Indiana High Schools Rescheduled Some Huge Basketball Games To Avoid Clashing With The Hoosiers In The Peach Bowl

Indiana Hoosiers football players

Gary A. Vasquez-Imagn Images


High school basketball is to Indiana what high school football is to Texas, and prior to a couple of years ago, it was hard to imagine a scenario where most people would prioritize a Hoosiers football game over a big showdown on the hardwood. However, that dream has become a reality, and multiple high-stakes matchups were played earlier than scheduled due to the Peach Bowl.

Most basketball fans are aware the sport was invented by James Naismith, who introduced it to the world after he nailed up a peach basket inside a YMCA in Springfield, Massachusetts in 1891.

In 1925, he was among the 15,000 spectators who headed to the Indiana State Fairgrounds for a high school basketball tournament, and the fervor he witnessed inside the gym where it was held led him to write, “Basketball may have been invented in Massachusetts, but it was made for Indiana.”

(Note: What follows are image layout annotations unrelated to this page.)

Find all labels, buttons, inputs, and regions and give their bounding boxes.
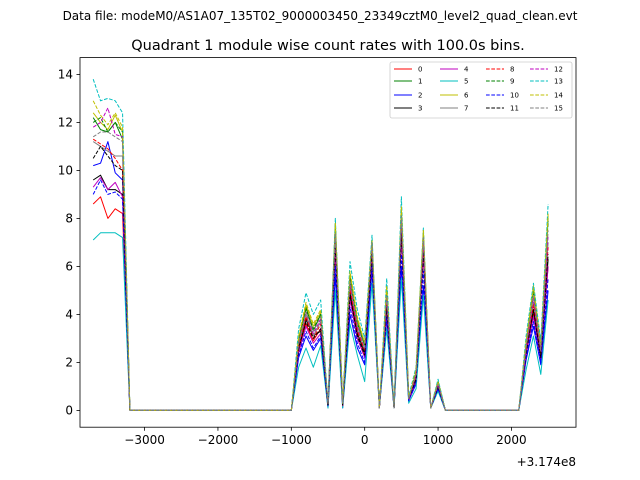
y-tick-label: 2: [65, 356, 73, 370]
series-line-12: [92, 107, 549, 411]
legend-label-2: 2: [418, 92, 422, 100]
x-tick-label: 2000: [496, 433, 527, 447]
legend-label-7: 7: [464, 105, 468, 113]
x-tick-label: 1000: [423, 433, 454, 447]
series-line-9: [92, 117, 549, 411]
legend-label-5: 5: [464, 78, 468, 86]
chart-title: Quadrant 1 module wise count rates with …: [131, 38, 525, 54]
series-line-6: [92, 112, 549, 411]
legend-label-9: 9: [510, 78, 514, 86]
series-line-8: [92, 138, 549, 411]
series-line-13: [92, 79, 549, 411]
y-tick-label: 12: [58, 116, 73, 130]
series-line-15: [92, 131, 549, 411]
legend-label-3: 3: [418, 105, 422, 113]
series-line-2: [93, 141, 549, 411]
legend-label-10: 10: [510, 92, 519, 100]
series-line-14: [92, 100, 549, 411]
y-tick-label: 4: [65, 308, 73, 322]
series-line-3: [92, 174, 549, 411]
legend-label-4: 4: [464, 66, 469, 74]
x-tick-label: −1000: [271, 433, 312, 447]
x-axis: −3000 −2000 −1000 0 1000 2000: [124, 427, 527, 447]
suptitle: Data file: modeM0/AS1A07_135T02_90000034…: [63, 9, 578, 23]
series-line-7: [92, 141, 549, 411]
legend-label-6: 6: [464, 92, 469, 100]
legend-label-8: 8: [510, 66, 514, 74]
y-tick-label: 8: [65, 212, 73, 226]
y-tick-label: 6: [65, 260, 73, 274]
series-line-0: [92, 196, 549, 411]
x-tick-label: 0: [361, 433, 369, 447]
y-axis: 0 2 4 6 8 10 12 14: [58, 68, 80, 418]
legend-label-13: 13: [554, 78, 563, 86]
y-tick-label: 14: [58, 68, 73, 82]
legend-label-12: 12: [554, 66, 563, 74]
series-line-4: [92, 177, 549, 411]
legend-label-0: 0: [418, 66, 422, 74]
series-line-10: [92, 179, 549, 411]
series-layer: [92, 79, 549, 411]
legend-label-14: 14: [554, 92, 563, 100]
y-tick-label: 0: [65, 404, 73, 418]
legend-label-1: 1: [418, 78, 422, 86]
series-line-1: [92, 117, 549, 411]
series-line-11: [92, 145, 549, 411]
x-tick-label: −2000: [198, 433, 239, 447]
legend-label-11: 11: [510, 105, 519, 113]
legend-box: [389, 61, 573, 119]
y-tick-label: 10: [58, 164, 73, 178]
plot-area-frame: [79, 57, 577, 428]
legend-label-15: 15: [554, 105, 563, 113]
x-tick-label: −3000: [124, 433, 165, 447]
x-offset-label: +3.174e8: [517, 455, 576, 469]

That so-called “Hoosier hysteria” is still alive and well more than a century later, and Indiana’s flagship university has firmly been a Basketball School for the vast majority of that stretch. However, the tides have turned in dramatic fashion since Curt Cignetti arrived in Bloomington last season, as the football team is currently one win away from playing for a national championship.

Indiana will have the chance to punch their ticket to the title game and face off against Miami with a win over Oregon in the Peach Bowl, and that matchup forced some high schools in the state to take what would have previously been an unthinkable step.

 Multiple high schools in Indiana rescheduled marquee basketball games that were slated to be played during the Peach Bowl

New Albany and Jeffersonville have one of the fiercest high school rivalries in Indiana, and their boys’ basketball teams were supposed to go head-to-head on the former’s court on the evening of January 9th.

However, according to Fox59, that was just one of a number of contests that ended up being pushed to Thursday night due to Indiana’s presence in the Peach Bowl.

Pike and Fishers, who are among the best teams in the state according to MaxPreps, also ended up playing a day earlier than they were supposed to (the latter earned a 76-67 win), and a bunch of other schools around the state ended up following suit.

Some, including Bloomington South and Bloomington North, decided to push their games to a future date instead of scrambling at the last minute, and the outlet spoke to a number of players, parents, and fans who said they were relieved they wouldn’t have to choose between those contests and the Peach Bowl.

Based on what Cignetti has achieved during his first couple of years in Indiana, high schools might want to have some contingency plans for games during College Football Playoff season going forward.